O Banco Central da Rússia (BCR) previu hoje que a economia russa irá contrair este ano entre 4% e 6%, menos quatro pontos do que estimou em abril passado.

Banco central da Rússia prevê contração da economia russa entre 4% e 6% em 2022

Banco central da Rússia prevê contração da economia russa entre 4% e 6% em 2022

O Banco Central da Rússia (BCR) previu hoje que a economia russa irá contrair este ano entre 4% e 6%, menos quatro pontos do que estimou em abril passado.

Em abril, o BCR previu uma queda do Produto Interno Bruto (PIB) russo entre 8% e 10% em 2022 devido ao impacto das sanções ocidentais.

Depois de uma reunião regular, na qual o Conselho de Administração decidiu reduzir a taxa de juro em 150 pontos base para 8%, a instituição monetária russa afirmou que “o ambiente externo da economia russa continua a ser complexo e restringe significativamente a atividade económica” no país.

“Globalmente, o declínio real da atividade económica no segundo trimestre é menos pronunciado do que o Banco da Rússia assumiu em junho”, afirmou o BCR num comunicado.

Segundo o BCR, a inflação este ano ficará entre 12% e 15%, entre 5% e 7% em 2023 e voltará para 4% em 2024 (o objetivo fixado pelas autoridades).

“O ritmo de aumento dos preços do consumidor permanece baixo, o que ajuda a continuar o abrandamento da inflação anual”, disse o regulador.

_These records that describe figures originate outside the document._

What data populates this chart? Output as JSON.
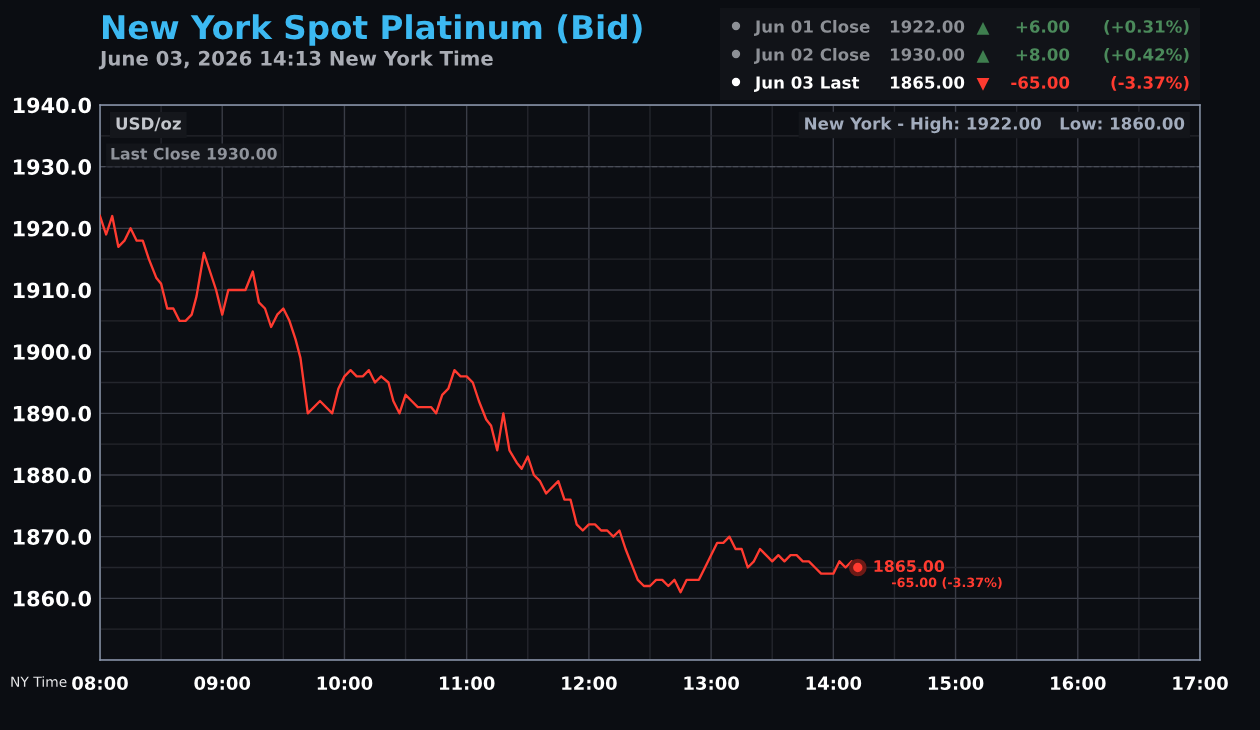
{
  "chart_data": {
    "type": "line",
    "title": "New York Spot Platinum (Bid)",
    "subtitle": "June 03, 2026 14:13 New York Time",
    "xlabel": "NY Time",
    "ylabel": "USD/oz",
    "series": [
      {
        "color": "#ff3b30",
        "x": [
          8.0,
          8.05,
          8.1,
          8.15,
          8.2,
          8.25,
          8.3,
          8.35,
          8.4,
          8.46,
          8.5,
          8.55,
          8.6,
          8.65,
          8.7,
          8.75,
          8.79,
          8.85,
          8.9,
          8.95,
          9.0,
          9.05,
          9.19,
          9.25,
          9.3,
          9.35,
          9.4,
          9.45,
          9.5,
          9.55,
          9.6,
          9.64,
          9.7,
          9.8,
          9.9,
          9.95,
          10.0,
          10.05,
          10.1,
          10.15,
          10.2,
          10.25,
          10.3,
          10.36,
          10.4,
          10.45,
          10.5,
          10.55,
          10.6,
          10.71,
          10.75,
          10.8,
          10.85,
          10.9,
          10.95,
          11.0,
          11.05,
          11.1,
          11.16,
          11.2,
          11.25,
          11.3,
          11.35,
          11.41,
          11.45,
          11.5,
          11.55,
          11.6,
          11.65,
          11.75,
          11.8,
          11.85,
          11.9,
          11.95,
          12.0,
          12.05,
          12.1,
          12.15,
          12.2,
          12.25,
          12.3,
          12.34,
          12.4,
          12.45,
          12.5,
          12.55,
          12.6,
          12.65,
          12.7,
          12.75,
          12.8,
          12.9,
          12.95,
          13.05,
          13.1,
          13.15,
          13.2,
          13.25,
          13.3,
          13.35,
          13.4,
          13.45,
          13.5,
          13.55,
          13.6,
          13.65,
          13.7,
          13.75,
          13.8,
          13.85,
          13.9,
          14.0,
          14.05,
          14.1,
          14.15,
          14.2
        ],
        "values": [
          1922,
          1919,
          1922,
          1917,
          1918,
          1920,
          1918,
          1918,
          1915,
          1912,
          1911,
          1907,
          1907,
          1905,
          1905,
          1906,
          1909,
          1916,
          1913,
          1910,
          1906,
          1910,
          1910,
          1913,
          1908,
          1907,
          1904,
          1906,
          1907,
          1905,
          1902,
          1899,
          1890,
          1892,
          1890,
          1894,
          1896,
          1897,
          1896,
          1896,
          1897,
          1895,
          1896,
          1895,
          1892,
          1890,
          1893,
          1892,
          1891,
          1891,
          1890,
          1893,
          1894,
          1897,
          1896,
          1896,
          1895,
          1892,
          1889,
          1888,
          1884,
          1890,
          1884,
          1882,
          1881,
          1883,
          1880,
          1879,
          1877,
          1879,
          1876,
          1876,
          1872,
          1871,
          1872,
          1872,
          1871,
          1871,
          1870,
          1871,
          1868,
          1866,
          1863,
          1862,
          1862,
          1863,
          1863,
          1862,
          1863,
          1861,
          1863,
          1863,
          1865,
          1869,
          1869,
          1870,
          1868,
          1868,
          1865,
          1866,
          1868,
          1867,
          1866,
          1867,
          1866,
          1867,
          1867,
          1866,
          1866,
          1865,
          1864,
          1864,
          1866,
          1865,
          1866,
          1865
        ]
      },
      {
        "type": "scatter",
        "color": "#ff3b30",
        "marker": "circle",
        "x": [
          14.2
        ],
        "values": [
          1865
        ],
        "value_labels": [
          "1865.00"
        ]
      }
    ],
    "xlim": [
      8,
      17
    ],
    "xticks": [
      {
        "value": 8,
        "label": "08:00"
      },
      {
        "value": 8.5,
        "label": null
      },
      {
        "value": 9,
        "label": "09:00"
      },
      {
        "value": 9.5,
        "label": null
      },
      {
        "value": 10,
        "label": "10:00"
      },
      {
        "value": 10.5,
        "label": null
      },
      {
        "value": 11,
        "label": "11:00"
      },
      {
        "value": 11.5,
        "label": null
      },
      {
        "value": 12,
        "label": "12:00"
      },
      {
        "value": 12.5,
        "label": null
      },
      {
        "value": 13,
        "label": "13:00"
      },
      {
        "value": 13.5,
        "label": null
      },
      {
        "value": 14,
        "label": "14:00"
      },
      {
        "value": 14.5,
        "label": null
      },
      {
        "value": 15,
        "label": "15:00"
      },
      {
        "value": 15.5,
        "label": null
      },
      {
        "value": 16,
        "label": "16:00"
      },
      {
        "value": 16.5,
        "label": null
      },
      {
        "value": 17,
        "label": "17:00"
      }
    ],
    "ylim": [
      1850,
      1940
    ],
    "yticks": [
      {
        "value": 1850,
        "label": null
      },
      {
        "value": 1855,
        "label": null
      },
      {
        "value": 1860,
        "label": "1860.0"
      },
      {
        "value": 1865,
        "label": null
      },
      {
        "value": 1870,
        "label": "1870.0"
      },
      {
        "value": 1875,
        "label": null
      },
      {
        "value": 1880,
        "label": "1880.0"
      },
      {
        "value": 1885,
        "label": null
      },
      {
        "value": 1890,
        "label": "1890.0"
      },
      {
        "value": 1895,
        "label": null
      },
      {
        "value": 1900,
        "label": "1900.0"
      },
      {
        "value": 1905,
        "label": null
      },
      {
        "value": 1910,
        "label": "1910.0"
      },
      {
        "value": 1915,
        "label": null
      },
      {
        "value": 1920,
        "label": "1920.0"
      },
      {
        "value": 1925,
        "label": null
      },
      {
        "value": 1930,
        "label": "1930.0"
      },
      {
        "value": 1935,
        "label": null
      },
      {
        "value": 1940,
        "label": "1940.0"
      }
    ],
    "grid": true,
    "ref_lines": [
      {
        "axis": "y",
        "value": 1930,
        "label": "Last Close 1930.00",
        "color": "#4a4e58",
        "line_style": "dashed"
      }
    ],
    "annotations": [
      "Jun 01 Close",
      "1922.00",
      "▲",
      "+6.00",
      "(+0.31%)",
      "Jun 02 Close",
      "1930.00",
      "▲",
      "+8.00",
      "(+0.42%)",
      "Jun 03 Last",
      "1865.00",
      "▼",
      "-65.00",
      "(-3.37%)",
      "New York - High: 1922.00   Low: 1860.00",
      {
        "text": "-65.00 (-3.37%)",
        "x": 14.2,
        "y": 1865
      }
    ]
  }
}
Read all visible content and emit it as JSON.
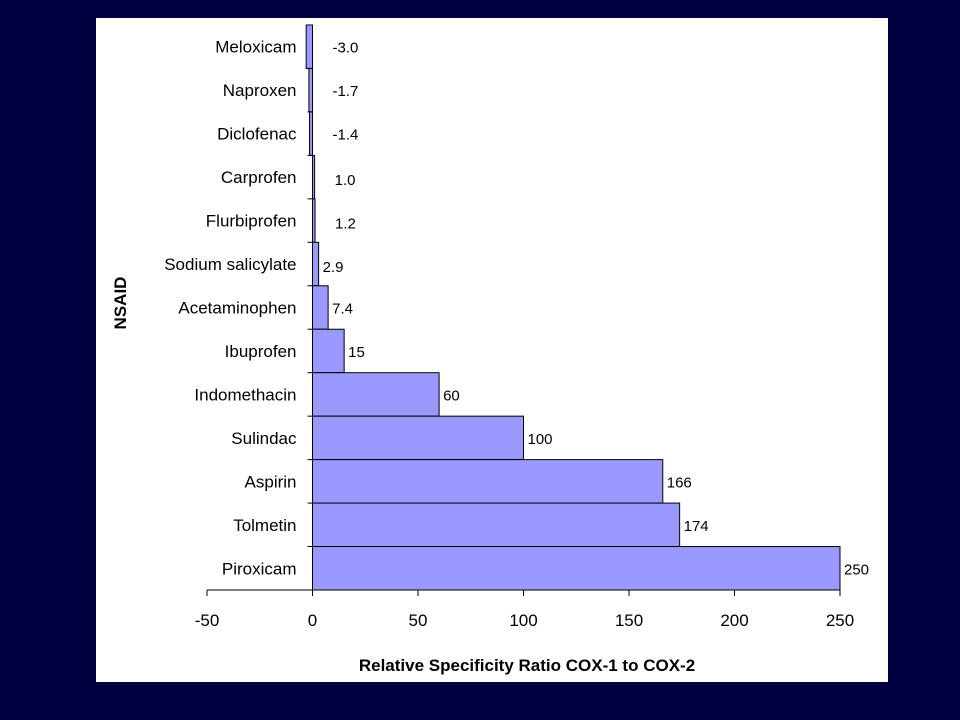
{
  "chart_data": {
    "type": "bar",
    "orientation": "horizontal",
    "title": "",
    "xlabel": "Relative Specificity Ratio COX-1 to COX-2",
    "ylabel": "NSAID",
    "xlim": [
      -50,
      250
    ],
    "xticks": [
      -50,
      0,
      50,
      100,
      150,
      200,
      250
    ],
    "grid": false,
    "legend": "none",
    "bar_color": "#9999ff",
    "bar_edge_color": "#000000",
    "categories": [
      "Meloxicam",
      "Naproxen",
      "Diclofenac",
      "Carprofen",
      "Flurbiprofen",
      "Sodium salicylate",
      "Acetaminophen",
      "Ibuprofen",
      "Indomethacin",
      "Sulindac",
      "Aspirin",
      "Tolmetin",
      "Piroxicam"
    ],
    "values": [
      -3.0,
      -1.7,
      -1.4,
      1.0,
      1.2,
      2.9,
      7.4,
      15,
      60,
      100,
      166,
      174,
      250
    ],
    "data_labels": [
      "-3.0",
      "-1.7",
      "-1.4",
      "1.0",
      "1.2",
      "2.9",
      "7.4",
      "15",
      "60",
      "100",
      "166",
      "174",
      "250"
    ]
  },
  "colors": {
    "background": "#000040",
    "panel": "#ffffff"
  }
}
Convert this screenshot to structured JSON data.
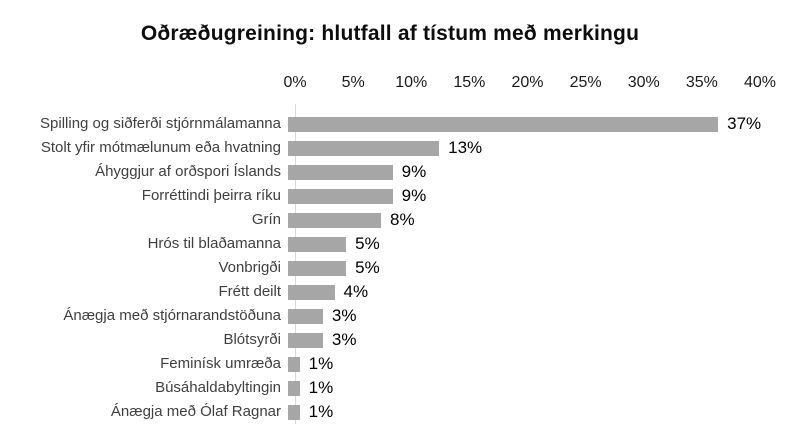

Apesar das condições externas “constrangerem significativamente” a atividade económica do país, o BCR salientou que o declínio da atividade económica é mais lento do que o previsto em junho passado.

“O declínio da atividade económica deve-se tanto à oferta como à procura”, sublinhou a entidade, acrescentando que “a atividade dos consumidores continua moderada, mas está a começar a recuperar devido, entre outros fatores, ao aumento gradual das importações de bens de consumo”.

O BCR observou que as empresas russas ainda enfrentam dificuldades em ajustar a produção e logística devido às sanções, mas salientou que o sentimento empresarial “está a melhorar gradualmente com a diversificação dos fornecedores de produtos acabados, matérias-primas e componentes, bem como nos mercados de vendas”.

Ao mesmo tempo, o BCR indicou que a redução das importações devido a restrições financeiras e comerciais continua a compensar o declínio das exportações.